De momento, es la tradición anarquista la que más ha tratado de perfeccionar el proceso democrático, vinculándolo a la libertad y la igualdad, y teniendo como paradigma y nexo la solidaridad. El motivo por el que los anarquistas siempre se han opuesto a la democracia representativa y al parlamentarismo es de peso, consideran que toda delegación del poder por parte de las personas supone necesariamente la constitución de un poder separado y dirigido contra ellas y la sociedad que forman. Puede decirse que la propuesta anarquista, frente a otras corrientes revolucionarias, siempre fue la democracia directa; Cappelletti, en La ideología anarquista, menciona el nombre de algunas formas de democracia directa como los consejos, las asambleas comunales o los soviets (en origen en la Revolución rusa, y antes de sucumbir a la centralización estatal, verdaderos órganos obreros de democracia autogestionaria). El anarquismo considera que no es posible la democracia sin extenderla a todos los ámbitos de la vida, incluido el económico y laboral. De hecho, Malatesta, en su conocida polémica con Saverio Merlino sobre la participación en elecciones democráticas, identifica éstas con la burguesía y considera que el parlamentarismo habitúa al pueblo a delegar en otros la conquista y defensa de su derechos; el socialismo solo es posible mediante las federaciones de asociaciones de producción y consumo en los que se produzca la democracia o acción directa. Se explica así muy bien la postura ácrata, los anarquistas no pueden comenzar a votar en la democracia burguesa, ya que eso les llevaría a entrar en la lógica del poder y podrían acabar considerando que ellos mismos pueden ser la mejor opción representativa.
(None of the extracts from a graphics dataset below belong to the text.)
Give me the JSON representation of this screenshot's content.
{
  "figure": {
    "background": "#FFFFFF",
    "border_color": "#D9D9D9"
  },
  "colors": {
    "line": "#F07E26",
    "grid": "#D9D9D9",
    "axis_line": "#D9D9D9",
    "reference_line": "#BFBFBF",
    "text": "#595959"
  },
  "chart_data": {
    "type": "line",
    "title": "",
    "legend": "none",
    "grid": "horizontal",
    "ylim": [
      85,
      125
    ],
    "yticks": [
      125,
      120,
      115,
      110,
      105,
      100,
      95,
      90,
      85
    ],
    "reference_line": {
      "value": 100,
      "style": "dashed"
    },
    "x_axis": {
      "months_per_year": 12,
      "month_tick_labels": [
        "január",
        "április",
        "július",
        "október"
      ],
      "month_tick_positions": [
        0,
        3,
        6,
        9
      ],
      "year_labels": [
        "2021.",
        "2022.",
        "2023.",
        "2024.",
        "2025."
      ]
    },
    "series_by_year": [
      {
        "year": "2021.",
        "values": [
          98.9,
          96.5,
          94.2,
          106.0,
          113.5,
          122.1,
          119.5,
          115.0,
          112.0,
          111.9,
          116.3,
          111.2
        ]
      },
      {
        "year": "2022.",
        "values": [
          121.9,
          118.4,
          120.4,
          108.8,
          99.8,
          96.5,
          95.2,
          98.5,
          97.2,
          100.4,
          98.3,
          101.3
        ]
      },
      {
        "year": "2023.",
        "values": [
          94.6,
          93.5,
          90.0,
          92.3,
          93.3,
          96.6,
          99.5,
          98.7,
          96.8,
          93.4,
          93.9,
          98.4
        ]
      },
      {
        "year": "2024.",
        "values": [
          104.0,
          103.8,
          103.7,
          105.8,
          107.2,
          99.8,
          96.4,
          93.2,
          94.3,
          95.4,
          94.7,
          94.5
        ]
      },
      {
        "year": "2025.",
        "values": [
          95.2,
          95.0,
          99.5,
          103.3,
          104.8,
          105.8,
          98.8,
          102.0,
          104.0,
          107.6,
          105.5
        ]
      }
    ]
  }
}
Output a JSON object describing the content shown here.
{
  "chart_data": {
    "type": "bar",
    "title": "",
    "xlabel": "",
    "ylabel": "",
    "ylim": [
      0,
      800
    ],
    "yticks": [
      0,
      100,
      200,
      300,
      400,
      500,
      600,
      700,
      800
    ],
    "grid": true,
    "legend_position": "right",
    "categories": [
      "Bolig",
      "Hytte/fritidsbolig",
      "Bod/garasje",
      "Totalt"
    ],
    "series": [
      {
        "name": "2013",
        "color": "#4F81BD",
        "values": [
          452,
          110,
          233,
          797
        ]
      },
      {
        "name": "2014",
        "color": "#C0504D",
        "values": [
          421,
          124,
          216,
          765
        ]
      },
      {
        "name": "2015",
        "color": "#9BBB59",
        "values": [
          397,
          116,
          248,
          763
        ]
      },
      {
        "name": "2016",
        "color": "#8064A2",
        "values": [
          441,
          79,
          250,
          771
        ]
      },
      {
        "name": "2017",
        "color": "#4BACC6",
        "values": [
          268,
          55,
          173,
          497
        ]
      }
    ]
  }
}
La vida social y política, verdaderamente democrática, solo puede asentarse sobre grupos autónomos en los que se practique la horizontalidad y la gestión directa de los asuntos que les afectan. La critica anarquista se produce contra la democracia representativa, pero también contra toda "ley de la mayoría", ya que el pueblo no es una unidad, sino un colectivo múltiple y conflictivo; es por eso que las asambleas comunales no deben tener el poder de imponer su decisión a aquellos que no han participado en ellas. Tal y como dice Eduardo Colombo, en La voluntad del pueblo, el anarquismo mantiene desde sus orígenes el principio democrático fundamental de la autonomía, individual y colectiva; este principio, no es delegable ni representable. Insistiremos en que las élites político-financieras occidentales, en la modernidad, han logrado arrebatar en el imaginario social al anarquismo esa profundización en la democracia que es el principio de la voluntad del pueblo (Colombo, La voluntad del pueblo). Los anarquistas no pueden participar en un sistema de democracia indirecta, basada en la ficción participativa y en la delegación de la potestad del elector, donde la soberanía popular es escamoteada.